My roofer is long done with the standing seam and the roof to wall flashing.

I'm finally looking to be laying brick in earnest on Monday morning.

Finally....because rain, and a restaurant we are remodeling have been slowing us down a bit.


----------



## artisanstone (Nov 27, 2007)

Are you going to set corner poles? Or are you building leads.


----------



## BlueRidgeGreen (Apr 21, 2012)

artisanstone said:


> Are you going to set corner poles? Or are you building leads.



Because of the loading/space issue, I think I'm going to have to set corner poles. 

That's what the old man said to do. 

He said to just use sand and half bricks to "shim" the tooth. 

I figure I'll just cut a bunch of 2x blocks and have a pile ready. 

Sand?

I'm a wood guy.....mostly....ish.


----------



## JBM (Mar 31, 2011)

Put a half brick down and a pinch of sand, lay on top of it, then later the half brick comes out ez because its on sand. 

Youll need weeps.


----------



## BlueRidgeGreen (Apr 21, 2012)

JBM said:


> Put a half brick down and a pinch of sand, lay on top of it, then later the half brick comes out ez because its on sand.
> 
> Youll need weeps.



A pinch?

I figured it was going to be a sandy mess. 
I'll give it a shot. 

Thanks. 

Weeps are here. 
MortarNet too. 

40mil membrane and pre-made dams also. 

Those dams were spendy. 
But I didn't want to play around making them myself.....or worry about them not being really tight.


----------



## JBM (Mar 31, 2011)

Might try using wet sand. Its been a long time since ive toothed, where is Brickhook~!


----------



## BlueRidgeGreen (Apr 21, 2012)

Well..... we're laying brick now..... :thumbsup:

And realizing all of the things that we don't know about laying brick. :whistling

Most of the hiccups have been involving proper staging and prep.

How many bricks?
Where to place/how many mortar pans?
What height to set things on the scaffold?
When to move up......?
Etc....etc.

Three days in (half day Monday setting up), and I laid about 600 brick yesterday and a few less the day before.
I keep trying to get to my father's magic number of 1,000 a day, but I don't see it happening.
Too many little fits and starts.
Windows....
Brick ties....
Waterproofing.....
Bond courses..... (which I missed one of and had to tear off a course, despite my father warning me to write them on the wall or I would cruise right past them)

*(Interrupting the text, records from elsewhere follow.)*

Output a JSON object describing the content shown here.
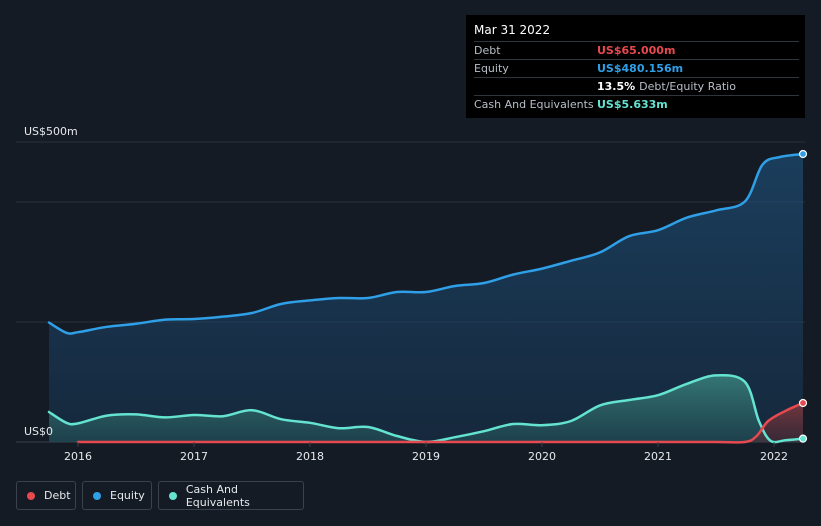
{
  "tooltip": {
    "date": "Mar 31 2022",
    "rows": [
      {
        "label": "Debt",
        "value": "US$65.000m",
        "color": "#e6494f"
      },
      {
        "label": "Equity",
        "value": "US$480.156m",
        "color": "#2f9fe7"
      },
      {
        "label": "",
        "ratio": "13.5%",
        "ratio_label": "Debt/Equity Ratio"
      },
      {
        "label": "Cash And Equivalents",
        "value": "US$5.633m",
        "color": "#63e3d0"
      }
    ]
  },
  "legend": [
    {
      "label": "Debt",
      "color": "#e6494f"
    },
    {
      "label": "Equity",
      "color": "#2f9fe7"
    },
    {
      "label": "Cash And Equivalents",
      "color": "#63e3d0"
    }
  ],
  "chart_data": {
    "type": "area",
    "title": "",
    "xlabel": "",
    "ylabel": "",
    "y_unit": "US$m",
    "ylim": [
      0,
      500
    ],
    "xlim": [
      2015.75,
      2022.25
    ],
    "y_tick_labels": [
      {
        "value": 500,
        "label": "US$500m"
      },
      {
        "value": 0,
        "label": "US$0"
      }
    ],
    "gridlines": [
      0,
      200,
      400,
      500
    ],
    "x_ticks": [
      {
        "value": 2016,
        "label": "2016"
      },
      {
        "value": 2017,
        "label": "2017"
      },
      {
        "value": 2018,
        "label": "2018"
      },
      {
        "value": 2019,
        "label": "2019"
      },
      {
        "value": 2020,
        "label": "2020"
      },
      {
        "value": 2021,
        "label": "2021"
      },
      {
        "value": 2022,
        "label": "2022"
      }
    ],
    "series": [
      {
        "name": "Equity",
        "color": "#2f9fe7",
        "points": [
          [
            2015.75,
            199
          ],
          [
            2015.9,
            182
          ],
          [
            2016.0,
            183
          ],
          [
            2016.25,
            192
          ],
          [
            2016.5,
            197
          ],
          [
            2016.75,
            204
          ],
          [
            2017.0,
            205
          ],
          [
            2017.25,
            209
          ],
          [
            2017.5,
            215
          ],
          [
            2017.75,
            230
          ],
          [
            2018.0,
            236
          ],
          [
            2018.25,
            240
          ],
          [
            2018.5,
            240
          ],
          [
            2018.75,
            250
          ],
          [
            2019.0,
            250
          ],
          [
            2019.25,
            260
          ],
          [
            2019.5,
            265
          ],
          [
            2019.75,
            279
          ],
          [
            2020.0,
            289
          ],
          [
            2020.25,
            302
          ],
          [
            2020.5,
            316
          ],
          [
            2020.75,
            343
          ],
          [
            2021.0,
            353
          ],
          [
            2021.25,
            374
          ],
          [
            2021.5,
            386
          ],
          [
            2021.75,
            401
          ],
          [
            2021.9,
            462
          ],
          [
            2022.05,
            475
          ],
          [
            2022.25,
            480
          ]
        ]
      },
      {
        "name": "Cash And Equivalents",
        "color": "#63e3d0",
        "points": [
          [
            2015.75,
            50
          ],
          [
            2015.9,
            32
          ],
          [
            2016.0,
            31
          ],
          [
            2016.25,
            44
          ],
          [
            2016.5,
            46
          ],
          [
            2016.75,
            41
          ],
          [
            2017.0,
            45
          ],
          [
            2017.25,
            43
          ],
          [
            2017.5,
            53
          ],
          [
            2017.75,
            38
          ],
          [
            2018.0,
            32
          ],
          [
            2018.25,
            23
          ],
          [
            2018.5,
            25
          ],
          [
            2018.75,
            10
          ],
          [
            2019.0,
            0
          ],
          [
            2019.25,
            8
          ],
          [
            2019.5,
            18
          ],
          [
            2019.75,
            30
          ],
          [
            2020.0,
            28
          ],
          [
            2020.25,
            35
          ],
          [
            2020.5,
            61
          ],
          [
            2020.75,
            70
          ],
          [
            2021.0,
            78
          ],
          [
            2021.25,
            97
          ],
          [
            2021.5,
            111
          ],
          [
            2021.75,
            100
          ],
          [
            2021.87,
            35
          ],
          [
            2021.97,
            2
          ],
          [
            2022.1,
            3
          ],
          [
            2022.25,
            5.6
          ]
        ]
      },
      {
        "name": "Debt",
        "color": "#e6494f",
        "points": [
          [
            2016.0,
            0
          ],
          [
            2016.5,
            0
          ],
          [
            2017.0,
            0
          ],
          [
            2017.5,
            0
          ],
          [
            2018.0,
            0
          ],
          [
            2018.5,
            0
          ],
          [
            2019.0,
            0
          ],
          [
            2019.5,
            0
          ],
          [
            2020.0,
            0
          ],
          [
            2020.5,
            0
          ],
          [
            2021.0,
            0
          ],
          [
            2021.5,
            0
          ],
          [
            2021.75,
            0
          ],
          [
            2021.85,
            10
          ],
          [
            2021.95,
            35
          ],
          [
            2022.1,
            52
          ],
          [
            2022.25,
            65
          ]
        ]
      }
    ],
    "legend_position": "bottom-left"
  }
}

My guys are doing great with the mortar mixing, but need some time with the rest.
So far it's taking 3 tenders to keep my going with all the little things that they need to do along with the mortar and staging brick.

The one good thing, is that every time I "make a mistake", by running off of bond, or setting a brick a bit below the line; I remember that this is what I'm supposed to be doing.

It looks pretty darn similar to the old stuff from a small distance away.
I'm wondering if we can just not clean off the mortar smudging to help it look messier.....which it certainly looks. :laughing:


----------



## hdavis (Feb 14, 2012)

Looking, um, good enough?:thumbsup:


----------



## hdavis (Feb 14, 2012)

BlueRidgeGreen said:


> Bond courses..... (which I missed one of and had to tear off a course, despite my father warning me to write them on the wall or I would cruise right past them)


Did you not write it on the wall?


----------



## BlueRidgeGreen (Apr 21, 2012)

hdavis said:


> Did you not write it on the wall?



I did not.


----------